Keith D. felt it would be some sort of pandemic – a medical/disease scenario like a virus of some sort that would wipe us all out. Some felt it would be self-inflicted, such as a nuclear reality, or a longer-term environmental disaster making the planet unsustainable for human life. Brian with an ‘i’ was back and he felt it would be something like a comet or asteroid that would cause a dinosaur-like extinction, and that in fact there may be one already on its way. This caused us all to get another round. I couldn’t find anything on the one Brian mentioned – Xerxes, but did find a story on one named Apophis after the Egyptian god of death and destruction (how comforting!).
Here’s what I found: “There is a large asteroid, made entirely of iron, currently speeding toward earth.
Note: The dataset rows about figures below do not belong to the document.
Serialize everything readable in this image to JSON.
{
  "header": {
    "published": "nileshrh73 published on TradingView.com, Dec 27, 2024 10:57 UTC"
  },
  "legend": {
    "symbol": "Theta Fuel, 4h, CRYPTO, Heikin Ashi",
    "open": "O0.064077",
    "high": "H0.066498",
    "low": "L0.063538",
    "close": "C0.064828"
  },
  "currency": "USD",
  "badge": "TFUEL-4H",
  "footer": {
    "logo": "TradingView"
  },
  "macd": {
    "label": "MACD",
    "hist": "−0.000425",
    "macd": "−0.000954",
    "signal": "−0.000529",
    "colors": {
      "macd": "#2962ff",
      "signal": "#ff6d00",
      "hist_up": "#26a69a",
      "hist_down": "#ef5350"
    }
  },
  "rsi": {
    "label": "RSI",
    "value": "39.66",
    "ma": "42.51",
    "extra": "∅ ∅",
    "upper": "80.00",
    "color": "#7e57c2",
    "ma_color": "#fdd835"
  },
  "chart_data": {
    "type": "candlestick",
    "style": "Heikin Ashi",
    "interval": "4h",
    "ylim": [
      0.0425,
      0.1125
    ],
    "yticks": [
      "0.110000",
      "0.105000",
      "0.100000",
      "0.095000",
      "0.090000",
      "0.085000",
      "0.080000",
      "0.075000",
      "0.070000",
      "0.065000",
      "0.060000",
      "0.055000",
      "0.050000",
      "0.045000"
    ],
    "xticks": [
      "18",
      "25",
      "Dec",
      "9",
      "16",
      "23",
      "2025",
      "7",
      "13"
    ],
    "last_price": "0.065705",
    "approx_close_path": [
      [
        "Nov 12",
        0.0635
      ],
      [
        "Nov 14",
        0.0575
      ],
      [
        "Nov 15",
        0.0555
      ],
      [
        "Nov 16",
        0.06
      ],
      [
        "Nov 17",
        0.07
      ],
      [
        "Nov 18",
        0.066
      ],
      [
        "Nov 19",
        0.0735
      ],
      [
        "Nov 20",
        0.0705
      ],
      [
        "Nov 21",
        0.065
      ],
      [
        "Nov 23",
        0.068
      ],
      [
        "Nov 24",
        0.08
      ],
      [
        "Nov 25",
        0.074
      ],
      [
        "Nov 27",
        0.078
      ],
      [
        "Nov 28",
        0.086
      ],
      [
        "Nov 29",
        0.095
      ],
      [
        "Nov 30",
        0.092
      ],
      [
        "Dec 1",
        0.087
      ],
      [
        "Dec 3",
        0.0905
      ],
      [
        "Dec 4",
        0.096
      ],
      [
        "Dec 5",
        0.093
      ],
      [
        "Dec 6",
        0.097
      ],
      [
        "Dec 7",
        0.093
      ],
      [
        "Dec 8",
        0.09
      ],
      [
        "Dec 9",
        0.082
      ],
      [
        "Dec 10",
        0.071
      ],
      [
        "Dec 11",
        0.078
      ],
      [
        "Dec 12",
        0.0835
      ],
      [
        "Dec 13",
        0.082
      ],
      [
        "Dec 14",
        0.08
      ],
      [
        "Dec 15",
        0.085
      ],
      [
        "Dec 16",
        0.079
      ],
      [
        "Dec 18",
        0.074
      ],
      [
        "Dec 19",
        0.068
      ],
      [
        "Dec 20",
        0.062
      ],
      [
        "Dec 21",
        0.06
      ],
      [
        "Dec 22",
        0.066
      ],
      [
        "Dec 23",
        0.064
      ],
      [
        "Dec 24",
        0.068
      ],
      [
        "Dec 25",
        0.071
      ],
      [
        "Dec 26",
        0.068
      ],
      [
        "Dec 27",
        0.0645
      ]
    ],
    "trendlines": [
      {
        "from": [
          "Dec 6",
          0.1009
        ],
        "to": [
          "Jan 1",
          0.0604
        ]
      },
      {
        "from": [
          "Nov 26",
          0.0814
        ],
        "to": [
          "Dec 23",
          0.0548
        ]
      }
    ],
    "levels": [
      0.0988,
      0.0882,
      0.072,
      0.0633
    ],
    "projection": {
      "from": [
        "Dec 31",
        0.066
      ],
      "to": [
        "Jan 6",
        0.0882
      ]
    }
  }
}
Discovered in 2004, it’s called “Apophis,” after the Greek-Egyptian god of death and destruction. And the asteroid named after a god of death will be the largest and closest thing to come near Earth than any other object in recorded history. It will come so close, in fact, that it will actually be closer to the ground than orbiting communications satellites. It will be seeable with the naked eye as a point of intense light burning across the sky.
When will it pass near Earth? April 13, 2029. A Friday.
But that’s not even the scariest part.
Scientists are nearly certain that the asteroid won’t hit when it swings by in 2029. But there’s a possibility that, if Earth’s gravity affects the asteroid’s path enough, it will swing back around the Sun and strike the Earth on April 13, 2036.
So, if Apophis does hit Earth in 2036, where, exactly, will it hit?”
Good question – you’ll have to link to the article to read the rest, though it did note that an impact could ‘start a massive fire that would burn millions of acres, spilling tons of ash and debris into the air and plunging the Northern Hemisphere into darkness’. Also comforting.
The final topic of the night was a doozy – ‘Can God make a breakfast so big he can’t eat it?’ No one jumped on it, so we left the pub with visions of extra large omelets, king-size pancakes, and, to quote Obi Wan, feeling “a great disturbance in the Force, as if millions of voices suddenly cried out in terror, and were suddenly silenced.”